Tuesday, December 2, 2014
MediCARE
Here on my Philippine island, I live in a solid, cinder block house in an outlying barangay of a nearby port town. On either side of my house stand houses made from more traditional materials - a wood-plank house on one side, raised on rotting wood posts a meter or so off the ground, and a grass, or "nipa," shack on the other. Inside each of these houses, an old person lies, slowly dying - a family matriarch in her eighties in the wooden house, and her sixty-ish son-in-law in the grass shack. The son-in-law was taken ill about a year ago, in the middle of the night. He was rushed to the hospital, where the staff did what they could to stabilize him.(1) Because his diagnosis was a probable stroke, his family was advised to take him to Tacloban, the nearest sizeable city, where a catscan could help doctors give him a proper diagnosis. With no money to pay for such a costly procedure, the family brought the old man home. I saw him walking around the next day, physically unchanged except for the absence of the white ballcap he always wore. He had another attack of the same symptoms (incontinence and disorientation) that day, and the family decided to confine him to a room in the grass shack where he continues, I'm told, to steadily decline into dementia.
His wife, the matriarch's daughter, cares for him the best she can. She has become expert at caring for the dying by caring for her invalid mother in the wooden house. The woman, who has been dying for three years, sustained a powerful electric shock that, I was told, knocked her twenty yards through the air. She developed a kind of palsy after that, evident in an uncontrollable trembling of her head, and fell into a slow decline. For more than a year, the only sign of her presence in the old house is her cries of pain, which have grown perceptibly weaker as the months have gone by.
The cries can happen at any time, in the middle of a quiet night or during the day, and they can be heard as much as fifty yards away. Her cries have become so commonplace that they are almost unnoticeable, like the crows of roosters or the barks of dogs. But when children file past the house on their way to school and they hear her cries, sometimes they imitate them, and laugh. I've even seen grown men mock the sound, smiling stupidly. Her family is poor, but surely they have enough money that they can afford to buy generic painkillers for their matriarch.
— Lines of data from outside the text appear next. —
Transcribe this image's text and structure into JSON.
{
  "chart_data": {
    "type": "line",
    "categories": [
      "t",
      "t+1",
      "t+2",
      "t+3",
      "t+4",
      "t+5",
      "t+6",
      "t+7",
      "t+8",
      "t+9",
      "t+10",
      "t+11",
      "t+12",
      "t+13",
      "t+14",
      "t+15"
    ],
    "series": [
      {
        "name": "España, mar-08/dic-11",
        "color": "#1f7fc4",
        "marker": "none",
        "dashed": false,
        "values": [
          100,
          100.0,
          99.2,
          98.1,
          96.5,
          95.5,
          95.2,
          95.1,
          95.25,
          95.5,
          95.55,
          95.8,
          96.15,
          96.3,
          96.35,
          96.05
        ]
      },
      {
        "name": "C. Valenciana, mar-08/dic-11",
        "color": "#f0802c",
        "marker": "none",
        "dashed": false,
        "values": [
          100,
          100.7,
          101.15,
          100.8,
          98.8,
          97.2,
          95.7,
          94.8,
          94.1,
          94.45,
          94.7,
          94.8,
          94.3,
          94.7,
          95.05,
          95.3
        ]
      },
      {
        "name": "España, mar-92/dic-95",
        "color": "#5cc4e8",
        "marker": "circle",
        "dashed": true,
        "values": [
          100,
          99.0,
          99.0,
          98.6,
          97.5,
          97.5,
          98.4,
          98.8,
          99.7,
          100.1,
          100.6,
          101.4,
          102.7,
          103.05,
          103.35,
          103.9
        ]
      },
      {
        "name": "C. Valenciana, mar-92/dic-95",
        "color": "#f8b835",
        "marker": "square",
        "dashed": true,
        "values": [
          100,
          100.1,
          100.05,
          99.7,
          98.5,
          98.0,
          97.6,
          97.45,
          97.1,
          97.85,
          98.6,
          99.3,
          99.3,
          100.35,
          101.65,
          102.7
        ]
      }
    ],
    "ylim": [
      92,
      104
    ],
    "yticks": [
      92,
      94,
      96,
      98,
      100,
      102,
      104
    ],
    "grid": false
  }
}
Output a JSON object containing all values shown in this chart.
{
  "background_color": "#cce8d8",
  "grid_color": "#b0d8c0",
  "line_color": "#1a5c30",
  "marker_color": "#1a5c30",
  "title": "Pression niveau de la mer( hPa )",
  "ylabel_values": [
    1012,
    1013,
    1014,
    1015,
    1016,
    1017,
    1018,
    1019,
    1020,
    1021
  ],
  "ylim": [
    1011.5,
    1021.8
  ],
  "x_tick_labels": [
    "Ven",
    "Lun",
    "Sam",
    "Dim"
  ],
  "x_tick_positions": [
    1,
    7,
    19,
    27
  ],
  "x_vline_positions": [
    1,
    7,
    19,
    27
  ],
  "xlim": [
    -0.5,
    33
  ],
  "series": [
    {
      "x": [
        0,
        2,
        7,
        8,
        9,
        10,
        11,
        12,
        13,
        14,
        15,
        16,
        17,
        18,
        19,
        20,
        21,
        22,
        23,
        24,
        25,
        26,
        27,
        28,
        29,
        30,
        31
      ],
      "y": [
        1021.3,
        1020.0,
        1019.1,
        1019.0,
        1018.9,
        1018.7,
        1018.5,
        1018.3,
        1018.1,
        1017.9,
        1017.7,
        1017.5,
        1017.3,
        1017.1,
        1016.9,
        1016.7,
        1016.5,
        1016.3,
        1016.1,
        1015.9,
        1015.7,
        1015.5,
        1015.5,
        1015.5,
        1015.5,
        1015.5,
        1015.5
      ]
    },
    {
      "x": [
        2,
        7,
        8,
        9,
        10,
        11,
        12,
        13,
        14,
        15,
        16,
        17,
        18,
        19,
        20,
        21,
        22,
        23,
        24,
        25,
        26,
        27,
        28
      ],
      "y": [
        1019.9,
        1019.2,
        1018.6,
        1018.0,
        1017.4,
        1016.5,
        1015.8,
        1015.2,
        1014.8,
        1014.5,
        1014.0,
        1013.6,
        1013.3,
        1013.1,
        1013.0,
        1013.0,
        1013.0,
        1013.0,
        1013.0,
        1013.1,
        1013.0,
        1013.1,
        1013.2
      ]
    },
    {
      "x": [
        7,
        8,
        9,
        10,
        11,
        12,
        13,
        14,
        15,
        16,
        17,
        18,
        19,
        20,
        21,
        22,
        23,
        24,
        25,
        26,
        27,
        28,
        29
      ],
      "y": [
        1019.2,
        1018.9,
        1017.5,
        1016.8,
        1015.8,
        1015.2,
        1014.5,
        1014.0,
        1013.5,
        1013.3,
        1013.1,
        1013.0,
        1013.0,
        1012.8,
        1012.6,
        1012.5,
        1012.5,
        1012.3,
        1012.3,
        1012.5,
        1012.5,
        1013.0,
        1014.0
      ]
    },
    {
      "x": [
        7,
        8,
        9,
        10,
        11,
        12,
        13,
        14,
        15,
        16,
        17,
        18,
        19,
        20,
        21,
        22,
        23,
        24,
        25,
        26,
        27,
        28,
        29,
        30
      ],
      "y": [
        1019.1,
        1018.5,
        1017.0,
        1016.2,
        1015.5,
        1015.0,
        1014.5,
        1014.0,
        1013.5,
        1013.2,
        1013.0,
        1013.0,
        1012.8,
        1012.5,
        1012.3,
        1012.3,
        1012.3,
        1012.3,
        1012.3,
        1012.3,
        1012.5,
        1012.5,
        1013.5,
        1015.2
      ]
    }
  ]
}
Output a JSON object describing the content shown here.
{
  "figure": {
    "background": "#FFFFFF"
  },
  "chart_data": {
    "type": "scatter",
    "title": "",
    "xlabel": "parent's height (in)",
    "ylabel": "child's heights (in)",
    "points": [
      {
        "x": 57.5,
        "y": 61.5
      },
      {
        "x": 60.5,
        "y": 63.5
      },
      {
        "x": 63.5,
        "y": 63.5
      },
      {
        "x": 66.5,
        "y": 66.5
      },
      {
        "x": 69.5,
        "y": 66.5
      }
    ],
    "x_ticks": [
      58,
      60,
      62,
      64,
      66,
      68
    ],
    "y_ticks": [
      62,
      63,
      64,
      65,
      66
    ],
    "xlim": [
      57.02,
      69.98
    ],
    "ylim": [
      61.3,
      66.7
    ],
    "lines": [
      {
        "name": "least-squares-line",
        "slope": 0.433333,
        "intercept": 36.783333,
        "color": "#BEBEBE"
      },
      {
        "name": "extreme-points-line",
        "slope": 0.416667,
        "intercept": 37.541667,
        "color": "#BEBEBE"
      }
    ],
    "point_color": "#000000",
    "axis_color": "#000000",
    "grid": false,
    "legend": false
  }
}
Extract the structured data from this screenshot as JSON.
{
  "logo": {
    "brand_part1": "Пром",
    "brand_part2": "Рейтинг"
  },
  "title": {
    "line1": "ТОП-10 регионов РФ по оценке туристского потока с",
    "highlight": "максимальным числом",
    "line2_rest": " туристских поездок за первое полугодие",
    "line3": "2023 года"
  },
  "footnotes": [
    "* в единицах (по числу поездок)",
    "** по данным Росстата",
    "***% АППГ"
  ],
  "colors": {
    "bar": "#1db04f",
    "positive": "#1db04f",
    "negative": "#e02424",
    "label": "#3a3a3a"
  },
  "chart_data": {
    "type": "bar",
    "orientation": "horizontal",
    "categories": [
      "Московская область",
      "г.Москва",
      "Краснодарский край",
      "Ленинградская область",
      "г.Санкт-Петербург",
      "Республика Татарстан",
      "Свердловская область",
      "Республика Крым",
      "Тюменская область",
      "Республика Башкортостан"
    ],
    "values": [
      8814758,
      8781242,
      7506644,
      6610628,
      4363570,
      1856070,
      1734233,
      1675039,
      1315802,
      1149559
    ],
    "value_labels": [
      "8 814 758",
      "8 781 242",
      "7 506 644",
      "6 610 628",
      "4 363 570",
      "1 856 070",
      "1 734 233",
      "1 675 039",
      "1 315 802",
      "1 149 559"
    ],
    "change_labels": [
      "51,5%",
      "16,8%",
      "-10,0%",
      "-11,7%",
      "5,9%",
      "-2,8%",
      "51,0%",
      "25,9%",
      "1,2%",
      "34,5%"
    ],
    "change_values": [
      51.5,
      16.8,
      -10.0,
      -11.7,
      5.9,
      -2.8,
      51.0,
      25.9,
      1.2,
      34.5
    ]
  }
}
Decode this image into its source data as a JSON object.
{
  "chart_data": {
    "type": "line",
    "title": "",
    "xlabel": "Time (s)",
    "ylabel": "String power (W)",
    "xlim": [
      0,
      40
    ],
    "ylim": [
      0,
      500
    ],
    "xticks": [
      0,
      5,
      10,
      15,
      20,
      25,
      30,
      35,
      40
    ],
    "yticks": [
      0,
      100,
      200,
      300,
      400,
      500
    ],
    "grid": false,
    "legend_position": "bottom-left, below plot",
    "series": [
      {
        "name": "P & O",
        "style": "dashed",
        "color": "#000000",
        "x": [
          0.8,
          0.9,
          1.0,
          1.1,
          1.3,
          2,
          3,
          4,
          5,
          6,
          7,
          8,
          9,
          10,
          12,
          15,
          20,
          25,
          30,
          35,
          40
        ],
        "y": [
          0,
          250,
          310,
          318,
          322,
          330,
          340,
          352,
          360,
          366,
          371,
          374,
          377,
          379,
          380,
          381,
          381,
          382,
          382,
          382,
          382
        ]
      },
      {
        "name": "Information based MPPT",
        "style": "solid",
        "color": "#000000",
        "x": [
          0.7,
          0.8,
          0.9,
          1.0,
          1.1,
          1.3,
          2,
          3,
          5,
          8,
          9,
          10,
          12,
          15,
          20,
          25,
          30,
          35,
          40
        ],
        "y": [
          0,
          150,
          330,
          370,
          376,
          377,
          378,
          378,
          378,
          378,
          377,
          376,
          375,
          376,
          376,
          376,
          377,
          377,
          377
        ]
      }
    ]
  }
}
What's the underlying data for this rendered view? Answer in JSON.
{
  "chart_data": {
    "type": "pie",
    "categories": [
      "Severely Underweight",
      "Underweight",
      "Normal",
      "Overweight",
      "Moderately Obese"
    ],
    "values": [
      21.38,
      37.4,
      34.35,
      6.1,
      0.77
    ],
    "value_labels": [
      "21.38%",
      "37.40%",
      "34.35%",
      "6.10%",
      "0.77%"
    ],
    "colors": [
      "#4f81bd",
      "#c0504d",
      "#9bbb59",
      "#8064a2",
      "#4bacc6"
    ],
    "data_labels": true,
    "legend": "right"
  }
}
I saw the recent film 12 Years a Slave a few weeks ago. There is a powerful scene in the film in which the protagonist Solomon Northrup is on the verge of being lynched by three men when they are stopped by a caretaker who works for the owner of the plantation. The three men leave, but instead of untying Solomon's hands and taking the noose from around his neck, he is left dangling precariously, just close enough to the ground to stand on his tiptoes. And he is left there for several minutes while someone fetches the master. Dangling there, half choking, while he struggles to keep his toes on the ground, other slaves emerge from their cabins and begin to go about their work. After a dissolve, children are shown playing. The scene attests to the amount of cruelty that the slaves must have witnessed all their lives, that they can go on with their lives as if it were commonplace for there to be a man close by, slowly strangling at the end of a rope. The scene ends when the master arrives by horse and immediately cuts Solomon down.
I think of that scene every time I hear the old woman next door crying out in pain, and witness the members of her family stroll by her house without paying the slightest attention to her. What suffering and cruelty must these people have known, and grown callous to, during the course of their lives that the cries of an old woman in pain would not inspire them to do something - anything - to make them stop?
(1) I feel compelled to say something about the disastrous healthcare system in the Philippines. By law, as in the U.S., a hospital cannot refuse treatment of a patient if they don't have the money to pay for it. But I've heard of cases, and seen surveillance camera footage, in which security guards have thrown patients and their families out of emergency rooms when their inability to pay becomes evident. In a country where a third of the population lives on $2 a day, a tiny minority have health insurance. The rest have to pay in cash, which they manage to do only by pooling the resources of the entire family. When a patient has to be "confined" (admitted) to a hospital ward, a family member has to stay with them in order to fetch food if and when they need to eat (hospitals don't serve meals), and to accept "receipts" from the nurse for the many charges that the patient's treatment incurs. Meanwhile, the rest of the family scrambles to raise enough money to pay the hospital bill. If, when the patient is ready to be discharged, the family cannot pay the bill in full, the hospital's rules oblige them to keep the patient until they are paid. If the patient dies and the family cannot pay, the patient's corpse is held in the hospital morgue.